Выдернула из костерка ещё одну тлеющую ветку и ткнула в
окровавленный живот Берта раньше, чем тот успел закричать. Ничего,
потом успел. Он корчился, пытаясь вывернуться, но со связанными за
спиной руками и ногами, прикрученными к двум кольям, шансов было
мало. Ни одного, если точнее. О, сохрани Берт сейчас способность
внятно говорить, он бы сказал всё что знал! И чего не знал – тоже.
Но он мог только орать и извиваться, до предела выпучивая глаза.
Гусеницы, так корчились в обучающем видео гусеницы, когда
человеческие дети тыкали в них лучинкой. Гусеница… Йорни и так
гораздо крупнее человека, а сейчас казалась просто огромной. На
прихотливо изогнутом роге повисло солнце.
– Расскажи, малыш. – Она убрала ветку и наклонилась к Берту.
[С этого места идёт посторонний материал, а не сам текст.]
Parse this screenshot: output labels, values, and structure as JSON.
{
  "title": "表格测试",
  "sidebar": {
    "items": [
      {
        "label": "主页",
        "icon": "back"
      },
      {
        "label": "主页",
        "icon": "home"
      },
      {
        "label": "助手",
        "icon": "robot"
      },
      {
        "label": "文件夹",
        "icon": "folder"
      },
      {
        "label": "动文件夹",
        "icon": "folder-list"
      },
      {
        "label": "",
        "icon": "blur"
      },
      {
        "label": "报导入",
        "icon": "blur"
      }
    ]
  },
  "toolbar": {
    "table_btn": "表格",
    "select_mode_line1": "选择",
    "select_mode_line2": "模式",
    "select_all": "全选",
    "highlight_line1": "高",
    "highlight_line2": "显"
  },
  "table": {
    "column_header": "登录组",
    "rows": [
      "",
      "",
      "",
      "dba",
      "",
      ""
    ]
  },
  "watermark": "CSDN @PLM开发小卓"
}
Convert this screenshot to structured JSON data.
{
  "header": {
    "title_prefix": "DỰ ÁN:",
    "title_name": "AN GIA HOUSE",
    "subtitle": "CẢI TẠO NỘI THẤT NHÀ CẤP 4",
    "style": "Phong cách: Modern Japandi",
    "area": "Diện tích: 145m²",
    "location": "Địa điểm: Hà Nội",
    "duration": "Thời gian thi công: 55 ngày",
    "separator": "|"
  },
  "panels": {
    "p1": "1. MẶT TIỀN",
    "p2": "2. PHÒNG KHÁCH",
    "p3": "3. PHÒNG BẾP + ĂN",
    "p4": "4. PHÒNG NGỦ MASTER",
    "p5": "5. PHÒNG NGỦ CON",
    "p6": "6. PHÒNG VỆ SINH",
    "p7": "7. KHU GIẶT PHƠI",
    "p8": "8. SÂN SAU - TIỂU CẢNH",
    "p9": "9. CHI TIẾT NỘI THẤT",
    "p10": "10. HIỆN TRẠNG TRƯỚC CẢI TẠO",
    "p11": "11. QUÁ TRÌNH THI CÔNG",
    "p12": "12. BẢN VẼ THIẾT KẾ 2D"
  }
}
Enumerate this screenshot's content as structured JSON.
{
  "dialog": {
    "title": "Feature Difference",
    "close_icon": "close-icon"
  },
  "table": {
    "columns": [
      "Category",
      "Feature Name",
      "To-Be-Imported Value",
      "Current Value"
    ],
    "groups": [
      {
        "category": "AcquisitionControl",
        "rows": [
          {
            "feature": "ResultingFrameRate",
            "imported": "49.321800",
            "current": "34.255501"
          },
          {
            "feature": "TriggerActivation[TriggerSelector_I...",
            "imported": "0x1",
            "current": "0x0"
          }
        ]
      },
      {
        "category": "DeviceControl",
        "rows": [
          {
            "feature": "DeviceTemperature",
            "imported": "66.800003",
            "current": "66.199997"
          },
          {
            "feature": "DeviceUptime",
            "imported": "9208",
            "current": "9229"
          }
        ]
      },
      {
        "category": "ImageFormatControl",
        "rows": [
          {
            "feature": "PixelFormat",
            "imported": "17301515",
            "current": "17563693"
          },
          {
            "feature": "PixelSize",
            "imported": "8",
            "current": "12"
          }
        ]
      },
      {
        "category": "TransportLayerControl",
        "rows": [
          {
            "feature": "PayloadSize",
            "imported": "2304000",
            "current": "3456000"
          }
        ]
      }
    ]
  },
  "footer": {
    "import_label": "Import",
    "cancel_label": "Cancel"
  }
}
Посмотрела ласково, с сочувствием. – Всё подряд. Я сама решу, как
все или не как все.
Берт вдруг с ослепительной ясностью понял, что его убьют. Скажет
он правду или отрепетированную ложь – не будет иметь значения. Его
жизнь – такая долгая жизнь гела – сейчас оборвётся окончательно и
бесповоротно в самом начале пути. Может, чуть быстрее или чуть
медленнее, но вот прямо здесь и сейчас, а в течение часа или дня –
уже неважно. Останется голый человеческий труп, а самого Берта
больше не будет никогда и нигде. Большая Война пойдёт дальше, не
заметив потери маленького солдата.
Ужас перед внезапно распахнувшейся чёрной и ледяной прорвой
окончательного небытия перекрыл боль. Сделал её несущественной,
даже желанной, ведь боль – признак жизни, у мёртвых ничего не
болит.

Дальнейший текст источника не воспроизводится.